Jennifer's Story

By Jennifer Mieirs
July 2002

I have always had near syncope and fatigue. I'd had my thyroid checked several times because of the fatigue. In December 1999, I was working, and began having palpitations. I didn't feel "right", and was concerned. I am a critical care nurse, and I went to the emergency room. The ER doctor thought it was stress, but because he knew me, he decided to run a holter to "placate" me. 

The next day he apologized. I was lucky. I was diagnosed with Postural Orthostatic Tachycardia Syndrome only three months after I became symptomatic. Those three months were not pleasant. My heart rate was running 140 and up. 

I was scared, and didn't know what was wrong. I worried I might harm one of my patients if I "fainted" from the increased heart rate. The cardiologist, another colleague, put me on Digoxin without seeing me first, and it made my symptoms worse. I missed more days than I worked. I ended up filing bankruptcy because I got behind on everything. A month later, when I saw him, he tried me on Rythmol. In three days I couldn't move without feeling like I was going to pass out, so back I went on Digoxin. 

I was worried that the doctor was going to tell me it was all in my head when I finally went to see a cardiologist. My physicians (I had to change during this time because of a change in who was on my policy for work) encouraged and reassured me. They told me the proof was on my holter report, and that I was not going crazy. Most patients aren't that lucky, but again, these were doctors I worked with and trusted. 

By this time, a tremor I had always had worsened. My headaches, which have always been a problem, were bad. The headaches were in the area attributed to stress headaches, the back of the neck, so the doctors thought it was stress. I was already on Ativan, but they changed me to Xanax, and added Elavil and Fiorcet. Nothing worked, it just made me feel more tired. Finally, in desperation, while waiting another month to see the Electrophysiologist, I began my own search. I used my credentials to join every medical journal or society I could find online. One night, bingo, a web search produced Chris Calder's web page. I had already noticed my heart rate increases and palpitations occurred while I was standing. A second 24 hour heart holter monitor showed my heart rate rising from 52 to 168. I noted on the diary that this happened when I stood. It corresponded with the increased heart rates on the report. Chris sent me an article by Dr. Blair Grubb. After reading that, I printed it out and took it to my doctor. He read it and said, "I think you have something with this." We just had to wait for the EP visit. 

My EP is a good doctor, but has a lousy bedside manner. I saw her twice. Once in her office, and the second time for my tilt table test. During the tilt test, I was miserable. After they gave the Isuprel, I just wanted it to be over. It felt like an eternity. When they were bringing me down, at about 45 degrees, I felt like my heart had stopped. My rate went from 160 to 52 in two seconds. I will never do that again! 

I was prescribed the usual fluids, 2 liters to a gallon a day, and extra salt, compression stockings, and pindolol. I was already on Xanax for GABA inhibition, though I never took it three times a day. I can't take it and work, it is a legal issue. The pindolol helped my heart rate, but did nothing for my palpitations. Instead, it made them worse. 

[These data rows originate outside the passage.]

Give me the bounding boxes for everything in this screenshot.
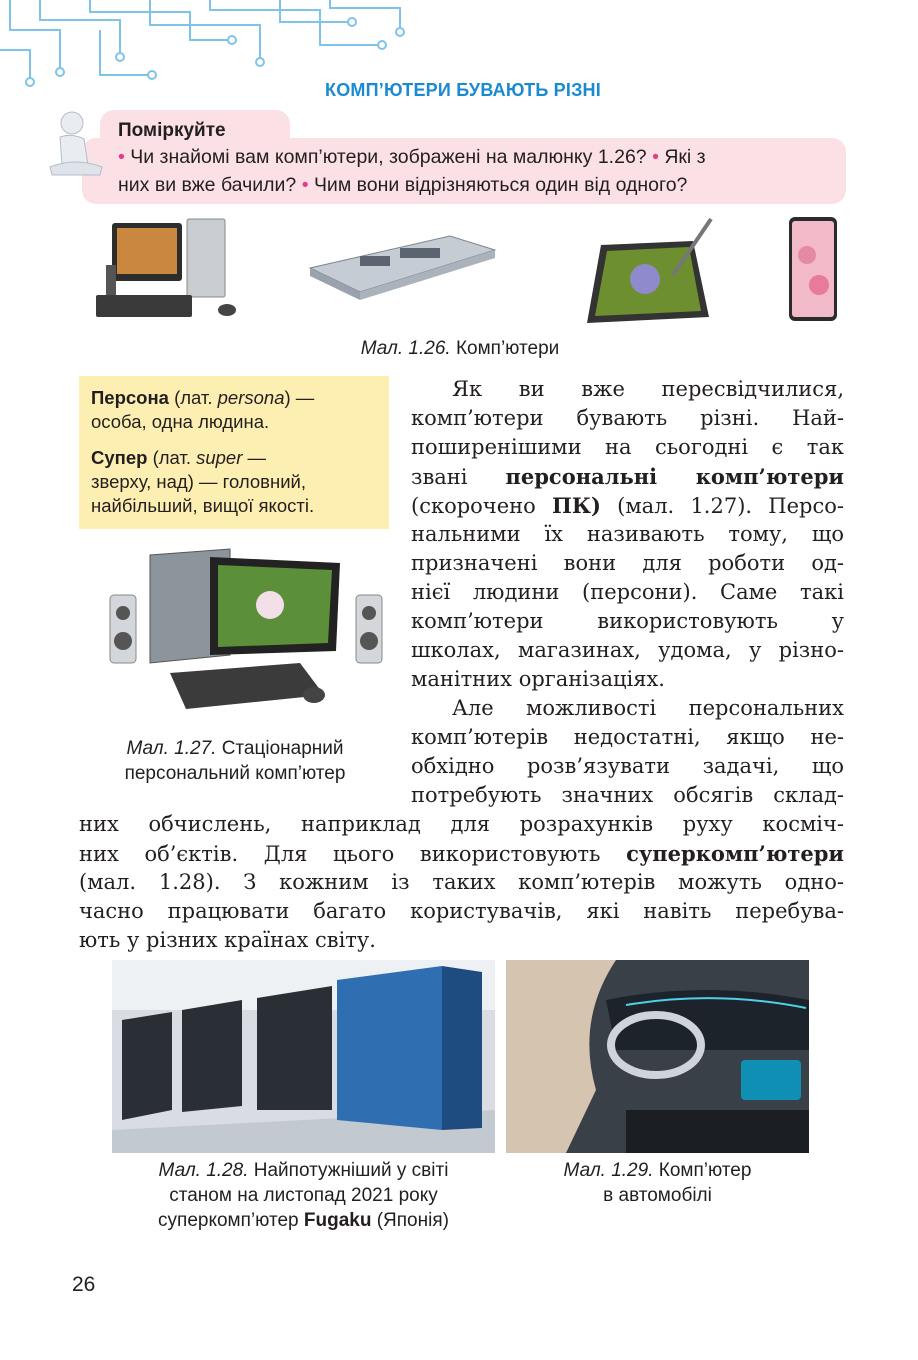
caption-text: персональний комп’ютер bbox=[124, 763, 346, 784]
car-computer-image bbox=[506, 960, 809, 1153]
text-line: обхідно розв’язувати задачі, що bbox=[411, 754, 844, 778]
caption-label: Мал. 1.29. bbox=[563, 1160, 654, 1181]
text-line bbox=[411, 491, 844, 521]
question-2b: них ви вже бачили? bbox=[118, 174, 297, 196]
definition-part: зверху, над) — головний, bbox=[91, 471, 307, 492]
term-supercomputers: суперкомп’ютери bbox=[626, 841, 844, 866]
caption-text: в автомобілі bbox=[603, 1185, 712, 1206]
caption-text: суперкомп’ютер bbox=[158, 1210, 299, 1231]
caption-text: станом на листопад 2021 року bbox=[169, 1185, 438, 1206]
text-run: (скорочено bbox=[411, 494, 536, 518]
caption-text: Комп’ютер bbox=[658, 1160, 752, 1181]
caption-text: (Японія) bbox=[376, 1210, 449, 1231]
page-number: 26 bbox=[72, 1273, 96, 1296]
text-line: ють у різних країнах світу. bbox=[79, 928, 376, 952]
latin-label: (лат. bbox=[152, 447, 191, 468]
definition-part: особа, одна людина. bbox=[91, 411, 270, 432]
caption-text: Комп’ютери bbox=[455, 338, 560, 359]
caption-fugaku: Fugaku bbox=[303, 1210, 372, 1231]
text-line: Але можливості персональних bbox=[452, 696, 844, 720]
text-line: манітних організаціях. bbox=[411, 667, 665, 691]
text-line bbox=[411, 462, 844, 492]
bullet: • bbox=[652, 146, 659, 168]
text-run: звані bbox=[411, 465, 468, 489]
text-line: нальними їх називають тому, що bbox=[411, 522, 844, 546]
term-persona: Персона bbox=[91, 387, 169, 408]
definition-part: ) — bbox=[284, 387, 315, 408]
think-label: Поміркуйте bbox=[118, 120, 226, 141]
text-line bbox=[79, 839, 844, 869]
text-run: (мал. 1.27). Персо- bbox=[617, 494, 844, 518]
text-line: комп’ютери використовують у bbox=[411, 609, 844, 633]
text-line: комп’ютерів недостатні, якщо не- bbox=[411, 725, 844, 749]
text-line: призначені вони для роботи од- bbox=[411, 551, 844, 575]
caption-label: Мал. 1.26. bbox=[360, 338, 451, 359]
question-1: Чи знайомі вам комп’ютери, зображені на малюнку 1.26? bbox=[130, 146, 647, 168]
text-line: них обчислень, наприклад для розрахунків руху косміч- bbox=[79, 812, 844, 836]
latin-word: super bbox=[196, 447, 243, 468]
text-run: них об’єктів. Для цього використовують bbox=[79, 842, 601, 866]
term-super: Супер bbox=[91, 447, 148, 468]
figure-1-28-caption bbox=[112, 1158, 495, 1233]
latin-word: persona bbox=[217, 387, 285, 408]
caption-text: Стаціонарний bbox=[221, 738, 344, 759]
bullet: • bbox=[118, 146, 125, 168]
caption-text: Найпотужніший у світі bbox=[253, 1160, 449, 1181]
bullet: • bbox=[301, 174, 309, 196]
section-title: КОМП’ЮТЕРИ БУВАЮТЬ РІЗНІ bbox=[325, 80, 601, 100]
text-line: нієї людини (персони). Саме такі bbox=[411, 580, 844, 604]
text-line: (мал. 1.28). З кожним із таких комп’ютерів можуть одно- bbox=[79, 870, 844, 894]
text-line: школах, магазинах, удома, у різно- bbox=[411, 638, 844, 662]
question-3: Чим вони відрізняються один від одного? bbox=[313, 174, 688, 196]
caption-label: Мал. 1.27. bbox=[126, 738, 217, 759]
definition-part: найбільший, вищої якості. bbox=[91, 495, 315, 516]
text-line: часно працювати багато користувачів, які навіть перебува- bbox=[79, 899, 844, 923]
term-pc: ПК) bbox=[552, 493, 601, 518]
definition-part: — bbox=[247, 447, 267, 468]
question-2a: Які з bbox=[664, 146, 706, 168]
text-line: потребують значних обсягів склад- bbox=[411, 783, 844, 807]
caption-label: Мал. 1.28. bbox=[158, 1160, 249, 1181]
latin-label: (лат. bbox=[174, 387, 213, 408]
text-line: поширенішими на сьогодні є так bbox=[411, 435, 844, 459]
text-line: Як ви вже пересвідчилися, bbox=[452, 377, 844, 401]
term-personal-computers: персональні комп’ютери bbox=[505, 464, 844, 489]
figure-1-29-caption bbox=[506, 1158, 809, 1208]
supercomputer-fugaku-image bbox=[112, 960, 495, 1153]
text-line: комп’ютери бувають різні. Най- bbox=[411, 406, 844, 430]
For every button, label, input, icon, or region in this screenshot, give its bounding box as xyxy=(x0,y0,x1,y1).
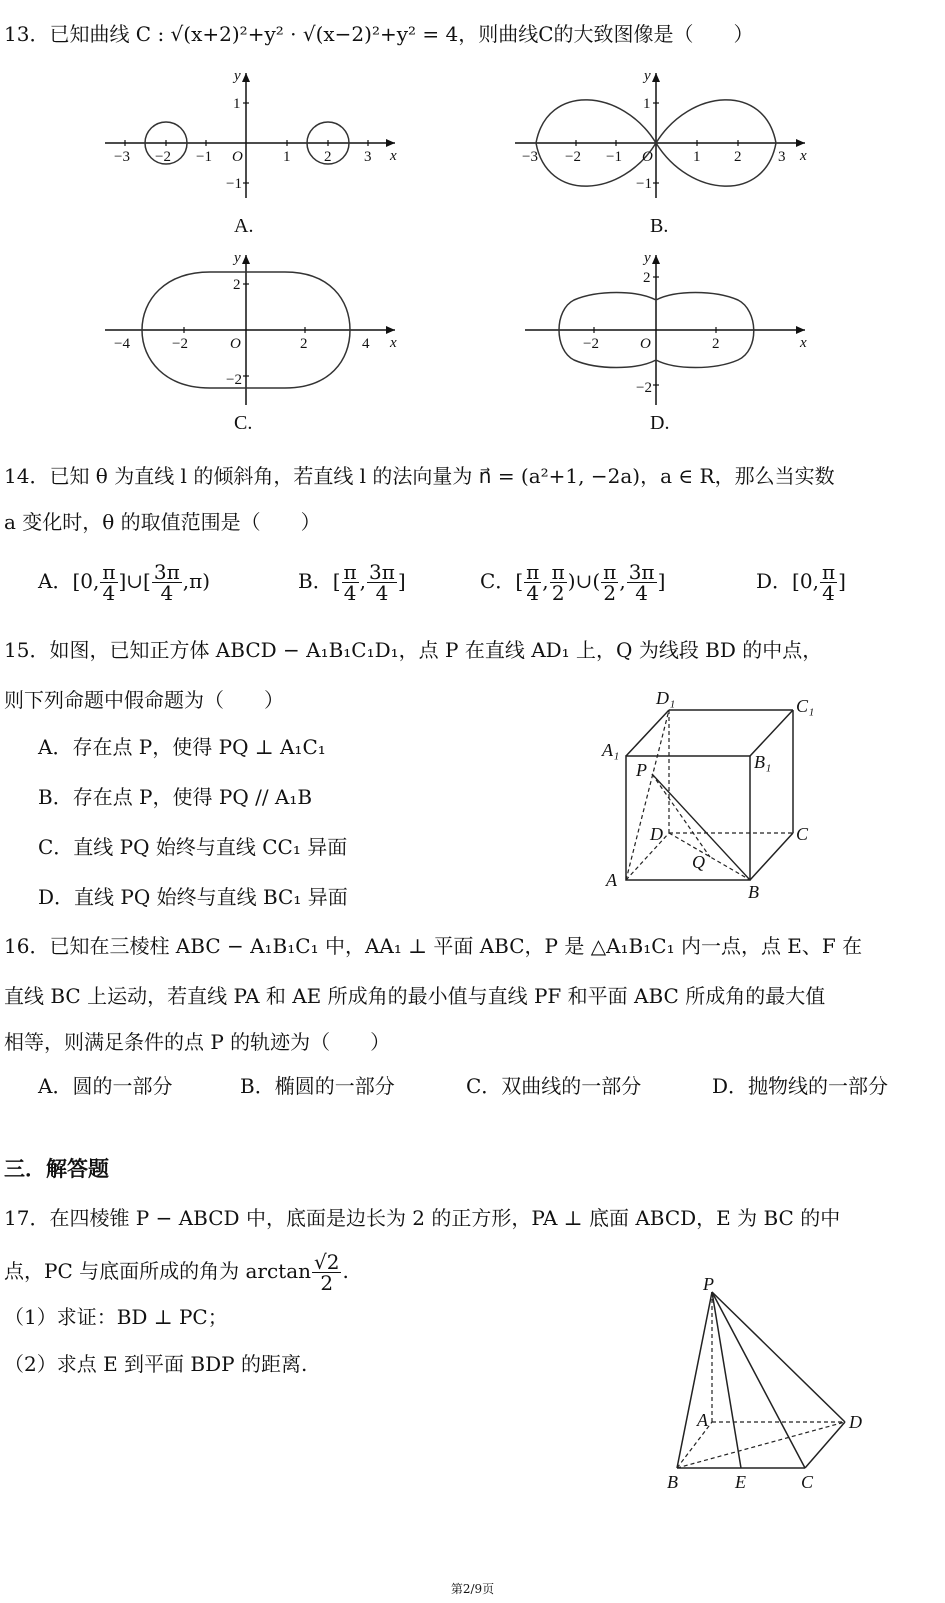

I was still worried because, even with meds, my heart rate still ran 120. I was concerned about developing cardiomyopathy. This concern was pushed aside by every one of my doctors I asked. One night, about three months later, one of the electrophysiologists was on the floor to see a patient. He was kind enough to talk to me for over an hour about my POTS. He told me yes, I was right, running a high heart rate for an extended length of time can cause cardiomyopathy, but if I kept my heart rate under 120 I should be okay. He also suggested I switch to lopressor instead of pindolol to get rid of my palpitations. He told me most women do well with pregnancy and that the hormones and fluid retention alleviate the symptoms. They can take their meds if needed, but a pediatrician should attend the birth. All the worries no one would talk with me about, he addressed. 

That was over two years ago. I find my symptoms harder to control, and will probably have to go back and readjust my medications. I still suffer from chronic fatigue, even with medicines. The only thing anyone can tell me about that is to rest when I am off work. Taking care of myself, and listening to my body is the best medicine for me. There is no cure. 

I have always had a high ability to function. From my talk with the EP that night at work, I am a classic case of someone who has always had the problem, I just wasn't symptomatic. I don't know why all of a sudden I noticed what had been happening to me for years, I just did. At least now, I know why I am tired, why I have headaches, why I get tremors, why I have near syncope, and why my heart pounds. 

Living with this disorder is a challenge. Most people, including the medical community, don't know about it, or don't know what to think about it. It is a life altering condition, and only personal stubbornness keeps me going at times. I don't want to let this condition rule my life, I want to rule it, though at times it does feel like a losing battle.